Catching the feigned indifference, Qingshui chuckled and continued, voice turning even.
"There's another possibility inside you—another path you could take."
She straightened, tapping the tabletop.
"Do you know that all martial skill—fists, weapons, techniques—boils down to two kinds?"
"Strength of the body. Strength of the qi."
Layne shook his head, eyes wide.
"Bodily strength is muscle, bone, sight, reflex. You dodged my strikes because you're quick and you read my physical tells."
"But—" Her gaze and palm tightened.
An unseen pressure pulsed from her hand. The air seemed to stir; leaves by the table trembled.
"This is the strength of qi."
Layne blinked. "Did… did you just attack?"
"You can't quite feel it yet," she smiled. "But you're already brushing against it."
"Yesterday, when you pre-dodged my right palm—did you think you'd read my arm?"
She shook her head.
"You sensed the instant my inner qi-channels shifted, and so the direction of power to come. Like incense lit in a room—you can't see it from the door, but you smell it."
Layne stared, half understanding.
"Xuanqi," Qingshui said at last, voice firm. "Heaven has its skein, earth its veins; the human body is a world unto itself, with qi-paths through limbs and bones. One who can sense qi is said to have 'first sense.'"
"One who can draw qi into the body 'opens the channels.'"
"One who can command qi to act is a cultivator."
"Others move along a different path—using Xuanqi to reinforce the body, or to sheath fists, blades, armor. That's another school."
She rattled on, whether he kept up or not, then sprawled back again, unhurried.
"But training flesh and qi isn't as mystical as you think."
"And sensing it once doesn't make you a prodigy.

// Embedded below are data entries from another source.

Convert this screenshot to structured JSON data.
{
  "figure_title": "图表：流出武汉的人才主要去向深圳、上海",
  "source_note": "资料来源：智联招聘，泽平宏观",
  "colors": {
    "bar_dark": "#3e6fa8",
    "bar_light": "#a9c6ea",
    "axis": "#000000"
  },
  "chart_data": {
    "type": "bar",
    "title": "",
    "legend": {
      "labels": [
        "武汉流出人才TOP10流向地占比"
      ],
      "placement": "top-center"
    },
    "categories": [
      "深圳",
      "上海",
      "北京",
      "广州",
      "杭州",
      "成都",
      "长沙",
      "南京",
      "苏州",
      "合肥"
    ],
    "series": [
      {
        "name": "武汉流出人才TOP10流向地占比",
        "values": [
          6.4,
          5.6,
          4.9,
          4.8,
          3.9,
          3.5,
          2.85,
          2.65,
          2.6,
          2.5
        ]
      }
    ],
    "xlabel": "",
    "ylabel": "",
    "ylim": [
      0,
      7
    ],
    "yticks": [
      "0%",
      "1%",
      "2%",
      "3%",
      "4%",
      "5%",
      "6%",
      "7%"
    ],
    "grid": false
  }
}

Plenty catch a first whiff yet lack a method—or the gift—and vanish into the crowd."
She slanted him a look. "You might have some talent. Don't let it go to your head."
By now Bihua had stopped moving entirely, staring as if meeting Qingshui for the first time. Layne's jaw had gone slack.
—
Night deepened; the courtyard stilled. Qingshui turned in early. From the main room came the soft rustle of papers and the abacus' click.

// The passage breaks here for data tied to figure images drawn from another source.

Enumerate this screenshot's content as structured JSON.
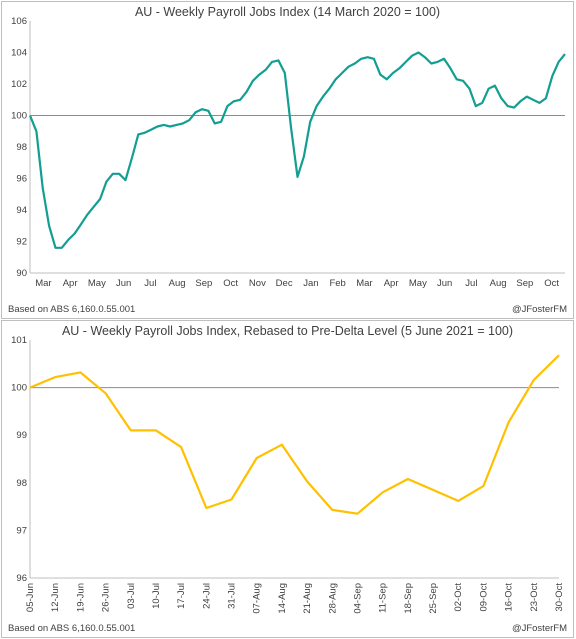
{
  "chart_data": [
    {
      "type": "line",
      "title": "AU - Weekly Payroll Jobs Index (14 March 2020 = 100)",
      "source_note": "Based on ABS 6,160.0.55.001",
      "attribution": "@JFosterFM",
      "ylim": [
        90,
        106
      ],
      "yticks": [
        "90",
        "92",
        "94",
        "96",
        "98",
        "100",
        "102",
        "104",
        "106"
      ],
      "xtick_labels": [
        "Mar",
        "Apr",
        "May",
        "Jun",
        "Jul",
        "Aug",
        "Sep",
        "Oct",
        "Nov",
        "Dec",
        "Jan",
        "Feb",
        "Mar",
        "Apr",
        "May",
        "Jun",
        "Jul",
        "Aug",
        "Sep",
        "Oct"
      ],
      "baseline": 100,
      "line_color": "#139e92",
      "values": [
        100.0,
        99.0,
        95.4,
        93.0,
        91.6,
        91.6,
        92.1,
        92.5,
        93.1,
        93.7,
        94.2,
        94.7,
        95.8,
        96.3,
        96.3,
        95.9,
        97.3,
        98.8,
        98.9,
        99.1,
        99.3,
        99.4,
        99.3,
        99.4,
        99.5,
        99.7,
        100.2,
        100.4,
        100.3,
        99.5,
        99.6,
        100.6,
        100.9,
        101.0,
        101.5,
        102.2,
        102.6,
        102.9,
        103.4,
        103.5,
        102.7,
        99.2,
        96.1,
        97.4,
        99.6,
        100.6,
        101.2,
        101.7,
        102.3,
        102.7,
        103.1,
        103.3,
        103.6,
        103.7,
        103.6,
        102.6,
        102.3,
        102.7,
        103.0,
        103.4,
        103.8,
        104.0,
        103.7,
        103.3,
        103.4,
        103.6,
        103.0,
        102.3,
        102.2,
        101.7,
        100.6,
        100.8,
        101.7,
        101.9,
        101.1,
        100.6,
        100.5,
        100.9,
        101.2,
        101.0,
        100.8,
        101.1,
        102.5,
        103.4,
        103.9
      ]
    },
    {
      "type": "line",
      "title": "AU - Weekly Payroll Jobs Index, Rebased to Pre-Delta Level (5 June 2021 = 100)",
      "source_note": "Based on ABS 6,160.0.55.001",
      "attribution": "@JFosterFM",
      "ylim": [
        96,
        101
      ],
      "yticks": [
        "96",
        "97",
        "98",
        "99",
        "100",
        "101"
      ],
      "categories": [
        "05-Jun",
        "12-Jun",
        "19-Jun",
        "26-Jun",
        "03-Jul",
        "10-Jul",
        "17-Jul",
        "24-Jul",
        "31-Jul",
        "07-Aug",
        "14-Aug",
        "21-Aug",
        "28-Aug",
        "04-Sep",
        "11-Sep",
        "18-Sep",
        "25-Sep",
        "02-Oct",
        "09-Oct",
        "16-Oct",
        "23-Oct",
        "30-Oct"
      ],
      "baseline": 100,
      "line_color": "#ffc000",
      "values": [
        100.0,
        100.22,
        100.32,
        99.88,
        99.1,
        99.1,
        98.75,
        97.47,
        97.65,
        98.52,
        98.8,
        98.03,
        97.43,
        97.35,
        97.8,
        98.08,
        97.85,
        97.62,
        97.93,
        99.27,
        100.16,
        100.68
      ]
    }
  ]
}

By lamplight, Bihua's long fingers rolled the beads, tallying:
"Three more months' rent due. Oil, rice, firewood—five strings a month. The shop's tab…"
"…Qingshui's greedy mouth, plus tuition, ink and paper, small daily bites… Layne's pocket money—and Qingshui wants some too…"

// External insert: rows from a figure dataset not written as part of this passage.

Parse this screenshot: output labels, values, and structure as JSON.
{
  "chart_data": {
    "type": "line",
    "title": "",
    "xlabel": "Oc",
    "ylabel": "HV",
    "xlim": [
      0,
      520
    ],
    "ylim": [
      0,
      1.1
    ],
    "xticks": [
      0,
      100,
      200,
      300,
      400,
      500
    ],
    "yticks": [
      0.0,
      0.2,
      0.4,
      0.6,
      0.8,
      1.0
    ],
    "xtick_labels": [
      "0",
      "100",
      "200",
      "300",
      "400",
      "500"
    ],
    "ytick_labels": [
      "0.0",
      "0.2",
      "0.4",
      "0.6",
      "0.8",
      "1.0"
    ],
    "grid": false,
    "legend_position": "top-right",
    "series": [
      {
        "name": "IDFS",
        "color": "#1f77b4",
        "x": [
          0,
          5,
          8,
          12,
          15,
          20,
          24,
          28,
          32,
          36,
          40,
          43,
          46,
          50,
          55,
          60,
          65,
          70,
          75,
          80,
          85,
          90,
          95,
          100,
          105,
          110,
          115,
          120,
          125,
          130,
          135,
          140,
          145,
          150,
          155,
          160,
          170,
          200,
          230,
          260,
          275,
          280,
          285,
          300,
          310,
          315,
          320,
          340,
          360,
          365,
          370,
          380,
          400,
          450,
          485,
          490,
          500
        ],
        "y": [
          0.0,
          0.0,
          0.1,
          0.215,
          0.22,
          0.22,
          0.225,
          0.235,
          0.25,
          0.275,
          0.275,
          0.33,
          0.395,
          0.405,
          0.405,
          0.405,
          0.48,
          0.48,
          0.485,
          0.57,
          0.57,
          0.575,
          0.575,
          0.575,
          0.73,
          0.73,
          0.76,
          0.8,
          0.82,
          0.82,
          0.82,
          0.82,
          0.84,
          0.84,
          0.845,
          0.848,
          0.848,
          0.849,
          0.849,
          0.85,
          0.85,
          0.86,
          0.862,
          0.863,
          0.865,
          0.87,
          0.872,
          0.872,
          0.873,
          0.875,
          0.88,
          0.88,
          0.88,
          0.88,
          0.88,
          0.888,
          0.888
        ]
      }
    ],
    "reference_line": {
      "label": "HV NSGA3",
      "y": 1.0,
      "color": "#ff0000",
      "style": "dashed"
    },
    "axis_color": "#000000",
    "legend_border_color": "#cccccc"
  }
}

The beads stopped with a sharp clack.
She eyed the final sum—one tael three maces, nine candareens, forty-two cash.
"This won't do."
She sighed, not panicked, set the brush down, and closed the ledger.
Under the tree, the yard lay amber-dim; a soft glow seeped from Layne's room. He was still awake—lit by the spark those two syllables Xuan-qi had struck inside him.
If one day we part from Qingshui—who will teach him then?
If people in this town start to move—how do I shield this corner of the world he just glimpsed?
She stepped outside. The moon was bright and cold.
"Maybe I need to think ahead," she murmured. "Not just about coin—but what storms might come."
Her gaze slid toward Qingshui's room.
Inside, Qingshui rolled over and exhaled.
—
On the western ridge beyond town, a dark rise lay silent.
A black-clad scout crouched at the treeline, squinting toward Muyun's lights. He wrote a new line:
"Shui-Li remains routine. The boy, however, advances too quickly—reactions sharp, yet his bones aren't those of a natural prodigy."
He sealed the strip, slipped it up his sleeve, and ghosted away.
A hundred li off, in the lord's hall of Qingzhou, Xuanhu sat in meditation. Above his head floated a silver-white cuirass; threads of red light pulsed from the crimson gem at its breast into his body.
The gem flickered like a heartbeat. Xuanhu's brow knotted; pain crept across his face. The red filaments between armor and flesh trembled—then snapped.
He rose, chest heaving, glaring at the hovering armor. The gem's hue had dimmed a shade, yet crimson still flowed within.
"What is this thing? Not Xuanqi—more violent. It refuses to harmonize with drawn qi…"
He muttered, producing a worn booklet.
The signature at the end was that of—
the Minister of Documents of the Six Ministries, a secret memorandum.